The sixth graph focuses on if the victim was fleeing or not, and if they fled, how they did this. The team made use of a histogram and put three qualitative scenarios for the x-axis (did not flee, fled by car, fled on foot) and filled it with the shot/ shot and tasered variable. They use the tools of multiple linear regression analysis to estimate the importance and relevance of the extra explanatory variable (fleeing) and the response variable (level of violence). The purpose of this graph was to help account for fleeing status as a potentially confounding variable.
For graph 1, there could be another way to represent the data between age, shot, and shot and tasered. The box plot seems harder to read and find the exact median age of people shot. This could be fixed by instead representing the data with a histogram/bar graph of age faceted by “shot” and “shot and tasered”. This would allow better readability in what the median age would be for both categories.

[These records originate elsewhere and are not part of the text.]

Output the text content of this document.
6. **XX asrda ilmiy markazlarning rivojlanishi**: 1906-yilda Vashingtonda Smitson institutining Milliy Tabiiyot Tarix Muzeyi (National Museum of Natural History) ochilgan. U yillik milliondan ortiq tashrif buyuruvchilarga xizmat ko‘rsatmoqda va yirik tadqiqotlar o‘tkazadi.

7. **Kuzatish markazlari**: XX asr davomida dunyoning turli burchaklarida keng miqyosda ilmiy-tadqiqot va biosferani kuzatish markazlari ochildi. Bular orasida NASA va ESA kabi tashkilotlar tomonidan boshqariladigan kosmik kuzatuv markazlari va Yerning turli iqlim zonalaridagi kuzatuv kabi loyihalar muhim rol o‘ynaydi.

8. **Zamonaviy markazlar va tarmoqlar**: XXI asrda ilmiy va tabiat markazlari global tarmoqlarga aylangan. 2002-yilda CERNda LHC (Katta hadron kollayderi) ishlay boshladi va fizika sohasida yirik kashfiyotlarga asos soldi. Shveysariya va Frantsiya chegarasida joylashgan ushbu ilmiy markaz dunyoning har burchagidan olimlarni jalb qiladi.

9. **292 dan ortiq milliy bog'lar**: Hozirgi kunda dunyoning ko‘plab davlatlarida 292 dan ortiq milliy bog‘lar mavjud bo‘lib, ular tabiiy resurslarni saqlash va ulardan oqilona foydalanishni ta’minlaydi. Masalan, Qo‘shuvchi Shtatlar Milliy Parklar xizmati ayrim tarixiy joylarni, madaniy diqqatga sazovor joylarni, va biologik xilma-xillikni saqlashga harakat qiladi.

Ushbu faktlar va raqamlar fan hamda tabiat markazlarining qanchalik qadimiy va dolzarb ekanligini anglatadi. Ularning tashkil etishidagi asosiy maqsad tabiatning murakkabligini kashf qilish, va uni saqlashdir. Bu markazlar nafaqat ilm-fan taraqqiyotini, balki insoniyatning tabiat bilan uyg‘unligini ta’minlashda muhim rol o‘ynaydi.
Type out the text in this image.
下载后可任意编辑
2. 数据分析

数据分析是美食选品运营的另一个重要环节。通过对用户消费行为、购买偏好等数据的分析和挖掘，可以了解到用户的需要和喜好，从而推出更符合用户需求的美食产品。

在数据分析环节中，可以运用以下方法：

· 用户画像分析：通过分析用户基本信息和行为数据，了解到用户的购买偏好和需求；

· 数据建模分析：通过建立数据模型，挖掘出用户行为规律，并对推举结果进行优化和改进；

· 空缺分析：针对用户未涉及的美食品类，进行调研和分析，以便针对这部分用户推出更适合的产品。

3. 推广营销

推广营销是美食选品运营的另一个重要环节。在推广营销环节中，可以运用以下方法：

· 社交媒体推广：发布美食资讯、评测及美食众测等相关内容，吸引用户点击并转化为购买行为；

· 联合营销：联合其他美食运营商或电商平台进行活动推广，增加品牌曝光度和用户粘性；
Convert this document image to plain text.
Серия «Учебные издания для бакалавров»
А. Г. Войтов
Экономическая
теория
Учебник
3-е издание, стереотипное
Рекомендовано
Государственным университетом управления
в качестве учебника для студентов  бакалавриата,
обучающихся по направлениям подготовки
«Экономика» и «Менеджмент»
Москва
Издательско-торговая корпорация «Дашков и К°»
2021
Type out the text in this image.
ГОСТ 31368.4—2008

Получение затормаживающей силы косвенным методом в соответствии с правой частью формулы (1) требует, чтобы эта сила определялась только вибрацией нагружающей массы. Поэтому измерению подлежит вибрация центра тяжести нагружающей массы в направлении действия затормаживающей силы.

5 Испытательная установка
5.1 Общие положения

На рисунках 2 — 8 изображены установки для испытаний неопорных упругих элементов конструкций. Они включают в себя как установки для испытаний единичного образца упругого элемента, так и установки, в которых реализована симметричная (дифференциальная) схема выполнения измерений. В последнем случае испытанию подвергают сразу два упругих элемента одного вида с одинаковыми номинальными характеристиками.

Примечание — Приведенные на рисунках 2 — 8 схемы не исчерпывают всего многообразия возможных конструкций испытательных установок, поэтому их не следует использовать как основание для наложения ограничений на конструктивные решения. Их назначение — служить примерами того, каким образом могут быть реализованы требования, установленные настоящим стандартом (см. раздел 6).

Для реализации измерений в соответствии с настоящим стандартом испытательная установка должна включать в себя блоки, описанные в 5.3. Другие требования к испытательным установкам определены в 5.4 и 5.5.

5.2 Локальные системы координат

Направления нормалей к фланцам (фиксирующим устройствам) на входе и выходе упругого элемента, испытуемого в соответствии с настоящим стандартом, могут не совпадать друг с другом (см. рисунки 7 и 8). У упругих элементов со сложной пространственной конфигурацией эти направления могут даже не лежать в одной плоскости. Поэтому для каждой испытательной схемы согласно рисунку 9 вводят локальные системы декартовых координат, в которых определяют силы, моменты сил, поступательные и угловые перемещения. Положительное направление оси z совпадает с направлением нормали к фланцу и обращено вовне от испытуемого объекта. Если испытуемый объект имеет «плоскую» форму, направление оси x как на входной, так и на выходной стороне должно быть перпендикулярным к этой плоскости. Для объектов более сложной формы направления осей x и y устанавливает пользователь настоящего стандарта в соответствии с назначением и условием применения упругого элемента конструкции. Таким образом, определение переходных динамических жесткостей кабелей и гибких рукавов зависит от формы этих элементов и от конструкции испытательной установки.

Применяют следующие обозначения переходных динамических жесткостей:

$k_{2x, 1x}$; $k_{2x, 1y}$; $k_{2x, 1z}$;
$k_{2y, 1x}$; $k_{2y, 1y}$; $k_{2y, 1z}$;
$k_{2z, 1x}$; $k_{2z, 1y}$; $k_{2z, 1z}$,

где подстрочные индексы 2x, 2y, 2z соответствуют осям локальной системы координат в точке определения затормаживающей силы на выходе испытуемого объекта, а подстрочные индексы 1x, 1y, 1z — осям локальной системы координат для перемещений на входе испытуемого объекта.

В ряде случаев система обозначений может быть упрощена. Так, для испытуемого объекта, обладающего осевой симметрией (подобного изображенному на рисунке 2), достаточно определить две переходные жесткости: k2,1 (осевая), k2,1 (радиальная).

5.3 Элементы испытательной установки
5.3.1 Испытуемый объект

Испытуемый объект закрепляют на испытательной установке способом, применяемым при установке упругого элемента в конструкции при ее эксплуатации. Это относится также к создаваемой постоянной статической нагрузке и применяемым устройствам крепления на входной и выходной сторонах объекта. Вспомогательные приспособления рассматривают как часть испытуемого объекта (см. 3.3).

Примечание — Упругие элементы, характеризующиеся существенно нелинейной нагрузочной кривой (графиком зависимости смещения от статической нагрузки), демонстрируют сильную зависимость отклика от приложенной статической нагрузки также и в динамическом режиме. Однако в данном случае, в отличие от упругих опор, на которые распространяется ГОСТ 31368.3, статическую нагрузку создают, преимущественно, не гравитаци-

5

For graphs 4 and 5, the line of best fit seems to not add anything to the overall sense of understanding the difference between age and manner of violence. If you do choose to include the line of best fit, there should be a second one for the “Shot&Tasered” category, as right now there is not any. We feel that a histogram would better represent the data
The fifth graph can be improved visually by having the labels (“Shot&Tasered” and “Shot) either above or below the data points so that it is more clear to understand and comprehend.
There is a statistical concern with this project that the team did not directly address. While the total dataset has a sufficient number of data points, a potential confounding variable could be the number of data points within each “fleeing category,” which could explain why there are so many more people shot (much more visually apparent) for “not fleeing” than other forms of fleeing. For example, if the dataset had 75% “not fleeing” data points and only 3% “fled by foot,” then the sixth graph may be misleading. We recommend adding this information and highlighting this potentially confounding variable.
We are most interested in new visualizations that this team can make as this is a comprehensive data set. We are also interested in understanding whether fleeing manner would affect the shooting manner and there is one graph so far, but we would like to see more!
There were no issues with reproducibility. The project was able to render without any issues. The teammates that cloned and rendered (1-2) were Sathvika and Sreya.
We feel that including the reasoning for the graphs or at least a few sentences describing what the graph is about or what quick deductions we can make from the graph would help instead of scrolling to the bottom to view. Overall, the introduction was clear, however, it would help to have your research question formatted clearly in the beginning so it can be clear for anyone who is quickly glancing at your file to understand the gist of your project.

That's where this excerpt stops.